The British press portrayed Peter Dunn and Albert Wood as the inventors of the drug, a claim which Pfizer disputes.[5] Their names are on the manufacturing patent application drug, but Pfizer claims this is only for convenience.
Even though sildenafil is available only by prescription from a doctor, it was advertised directly to consumers on U.S. TV (famously being endorsed by former United States Senator Bob Dole and soccer star Pelé). Numerous sites on the Internet offer Viagra for sale after an "online consultation", often a simple web questionnaire. The "Viagra" name has become so well known that many fake aphrodisiacs now call themselves "herbal Viagra" or are presented as blue tablets imitating the shape and colour of Pfizer's product. Viagra is also informally known as "Vitamin V", "the Blue Pill", as well as various other nicknames.
In 2000, Viagra sales accounted for 92 percent of the global market for prescribed erectile dysfunction pills.[6] By 2007, Viagra's global share had plunged to about 50 percent[7] due to several factors, including the entry of Cialis and Levitra, along with several other counterfeits and clones, and reports of vision loss in people taking PDE5 inhibitors.[8][9]

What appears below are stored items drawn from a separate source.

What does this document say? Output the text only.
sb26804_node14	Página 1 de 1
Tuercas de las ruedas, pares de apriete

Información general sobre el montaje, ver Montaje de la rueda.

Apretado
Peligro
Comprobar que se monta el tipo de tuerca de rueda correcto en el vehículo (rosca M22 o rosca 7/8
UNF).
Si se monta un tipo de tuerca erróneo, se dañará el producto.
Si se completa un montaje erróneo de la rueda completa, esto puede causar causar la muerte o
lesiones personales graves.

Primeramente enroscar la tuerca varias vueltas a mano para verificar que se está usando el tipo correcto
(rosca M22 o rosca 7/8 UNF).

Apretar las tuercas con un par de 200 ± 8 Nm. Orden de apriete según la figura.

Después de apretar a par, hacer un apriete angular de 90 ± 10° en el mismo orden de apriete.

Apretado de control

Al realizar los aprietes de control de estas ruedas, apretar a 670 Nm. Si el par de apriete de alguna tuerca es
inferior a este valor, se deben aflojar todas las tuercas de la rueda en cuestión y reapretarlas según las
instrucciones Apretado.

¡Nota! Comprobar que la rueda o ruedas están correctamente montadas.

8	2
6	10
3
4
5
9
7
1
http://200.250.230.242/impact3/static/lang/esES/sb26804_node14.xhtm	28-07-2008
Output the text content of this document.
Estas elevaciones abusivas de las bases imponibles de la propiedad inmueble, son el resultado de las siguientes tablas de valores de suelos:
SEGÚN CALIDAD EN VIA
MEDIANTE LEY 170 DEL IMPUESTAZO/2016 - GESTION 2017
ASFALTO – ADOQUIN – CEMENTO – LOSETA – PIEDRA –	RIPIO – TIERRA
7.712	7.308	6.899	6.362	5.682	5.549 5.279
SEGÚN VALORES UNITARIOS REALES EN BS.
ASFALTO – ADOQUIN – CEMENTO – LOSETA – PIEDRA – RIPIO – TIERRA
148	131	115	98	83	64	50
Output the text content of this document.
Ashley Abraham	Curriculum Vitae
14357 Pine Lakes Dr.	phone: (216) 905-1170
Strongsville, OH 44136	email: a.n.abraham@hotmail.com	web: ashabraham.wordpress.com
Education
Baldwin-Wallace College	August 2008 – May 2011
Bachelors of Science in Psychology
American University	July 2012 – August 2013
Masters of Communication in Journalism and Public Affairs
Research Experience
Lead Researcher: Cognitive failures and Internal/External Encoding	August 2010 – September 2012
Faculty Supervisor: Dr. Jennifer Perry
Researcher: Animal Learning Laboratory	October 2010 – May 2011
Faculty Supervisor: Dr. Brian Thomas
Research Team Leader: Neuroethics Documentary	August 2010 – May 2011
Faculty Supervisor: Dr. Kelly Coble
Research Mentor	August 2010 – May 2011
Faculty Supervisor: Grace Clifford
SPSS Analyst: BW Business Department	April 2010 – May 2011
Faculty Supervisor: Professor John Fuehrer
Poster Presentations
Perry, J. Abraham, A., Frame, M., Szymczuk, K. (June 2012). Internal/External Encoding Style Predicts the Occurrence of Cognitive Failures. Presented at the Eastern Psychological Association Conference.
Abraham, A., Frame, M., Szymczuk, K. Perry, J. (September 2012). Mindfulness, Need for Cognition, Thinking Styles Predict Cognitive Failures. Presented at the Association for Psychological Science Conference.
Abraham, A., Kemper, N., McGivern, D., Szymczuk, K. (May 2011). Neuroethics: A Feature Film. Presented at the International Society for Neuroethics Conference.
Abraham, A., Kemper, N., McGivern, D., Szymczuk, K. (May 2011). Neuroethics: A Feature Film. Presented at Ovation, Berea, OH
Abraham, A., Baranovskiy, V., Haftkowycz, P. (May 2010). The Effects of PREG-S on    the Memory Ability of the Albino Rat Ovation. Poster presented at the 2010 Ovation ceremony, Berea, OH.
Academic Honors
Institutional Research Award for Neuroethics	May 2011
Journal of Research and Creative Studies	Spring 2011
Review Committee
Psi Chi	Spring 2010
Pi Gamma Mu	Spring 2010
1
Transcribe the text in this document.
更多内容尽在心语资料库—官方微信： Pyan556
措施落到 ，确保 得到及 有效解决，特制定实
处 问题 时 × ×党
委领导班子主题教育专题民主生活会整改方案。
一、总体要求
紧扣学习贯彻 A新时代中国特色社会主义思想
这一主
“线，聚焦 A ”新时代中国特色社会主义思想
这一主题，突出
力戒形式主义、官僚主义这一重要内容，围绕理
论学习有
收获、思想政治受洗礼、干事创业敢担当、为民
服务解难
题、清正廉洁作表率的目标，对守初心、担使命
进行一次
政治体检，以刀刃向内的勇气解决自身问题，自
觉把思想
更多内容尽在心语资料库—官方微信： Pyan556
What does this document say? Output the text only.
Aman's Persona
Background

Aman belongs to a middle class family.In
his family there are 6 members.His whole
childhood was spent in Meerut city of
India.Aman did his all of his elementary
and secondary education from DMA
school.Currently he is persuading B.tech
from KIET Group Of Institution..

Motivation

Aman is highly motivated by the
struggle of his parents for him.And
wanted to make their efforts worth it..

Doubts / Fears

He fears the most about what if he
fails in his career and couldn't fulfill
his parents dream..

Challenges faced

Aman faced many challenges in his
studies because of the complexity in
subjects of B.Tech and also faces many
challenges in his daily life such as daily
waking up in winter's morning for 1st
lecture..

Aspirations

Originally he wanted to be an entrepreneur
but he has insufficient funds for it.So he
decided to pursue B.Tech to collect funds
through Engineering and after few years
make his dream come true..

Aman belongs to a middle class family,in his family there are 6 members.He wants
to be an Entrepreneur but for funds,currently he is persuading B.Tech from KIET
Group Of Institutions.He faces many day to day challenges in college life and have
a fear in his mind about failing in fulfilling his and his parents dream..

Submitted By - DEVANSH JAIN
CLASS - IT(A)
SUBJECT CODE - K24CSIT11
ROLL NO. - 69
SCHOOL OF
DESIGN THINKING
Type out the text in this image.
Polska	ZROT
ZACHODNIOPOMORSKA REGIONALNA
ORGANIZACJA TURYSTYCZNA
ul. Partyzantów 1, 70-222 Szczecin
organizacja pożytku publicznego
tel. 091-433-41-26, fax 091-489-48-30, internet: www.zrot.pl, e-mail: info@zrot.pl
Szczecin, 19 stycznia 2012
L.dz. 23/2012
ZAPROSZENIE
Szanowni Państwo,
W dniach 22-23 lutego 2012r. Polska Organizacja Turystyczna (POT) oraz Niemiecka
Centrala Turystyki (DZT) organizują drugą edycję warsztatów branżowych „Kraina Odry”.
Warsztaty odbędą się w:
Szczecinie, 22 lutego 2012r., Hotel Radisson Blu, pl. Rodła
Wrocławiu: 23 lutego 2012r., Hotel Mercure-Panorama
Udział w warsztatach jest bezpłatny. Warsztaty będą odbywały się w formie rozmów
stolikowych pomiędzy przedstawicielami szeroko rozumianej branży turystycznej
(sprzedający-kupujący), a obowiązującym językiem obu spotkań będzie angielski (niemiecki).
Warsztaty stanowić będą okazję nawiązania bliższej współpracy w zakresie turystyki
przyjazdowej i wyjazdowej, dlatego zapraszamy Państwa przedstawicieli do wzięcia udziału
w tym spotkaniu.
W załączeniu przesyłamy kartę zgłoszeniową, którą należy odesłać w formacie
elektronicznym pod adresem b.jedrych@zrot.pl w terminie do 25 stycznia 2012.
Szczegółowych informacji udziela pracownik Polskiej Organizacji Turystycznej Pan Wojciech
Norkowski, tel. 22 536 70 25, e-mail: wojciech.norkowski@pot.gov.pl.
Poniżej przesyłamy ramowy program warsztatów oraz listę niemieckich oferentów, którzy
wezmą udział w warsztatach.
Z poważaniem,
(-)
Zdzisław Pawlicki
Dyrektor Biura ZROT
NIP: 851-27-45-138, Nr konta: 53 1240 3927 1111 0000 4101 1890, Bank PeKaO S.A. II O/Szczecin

In February 2007, it was announced that Boots the Chemist would trial over the counter sales of Viagra in stores in Manchester, England. Men aged between 30 and 65 would be eligible to buy four tablets after a consultation with a pharmacist.[10]
Pfizer's worldwide patents on sildenafil citrate will expire in 2011–2013. The UK patent held by Pfizer on the use of PDE5 inhibitors (see below) as treatment of impotence was invalidated in 2000 because of obviousness; this decision was upheld on appeal in 2002.[11] [12]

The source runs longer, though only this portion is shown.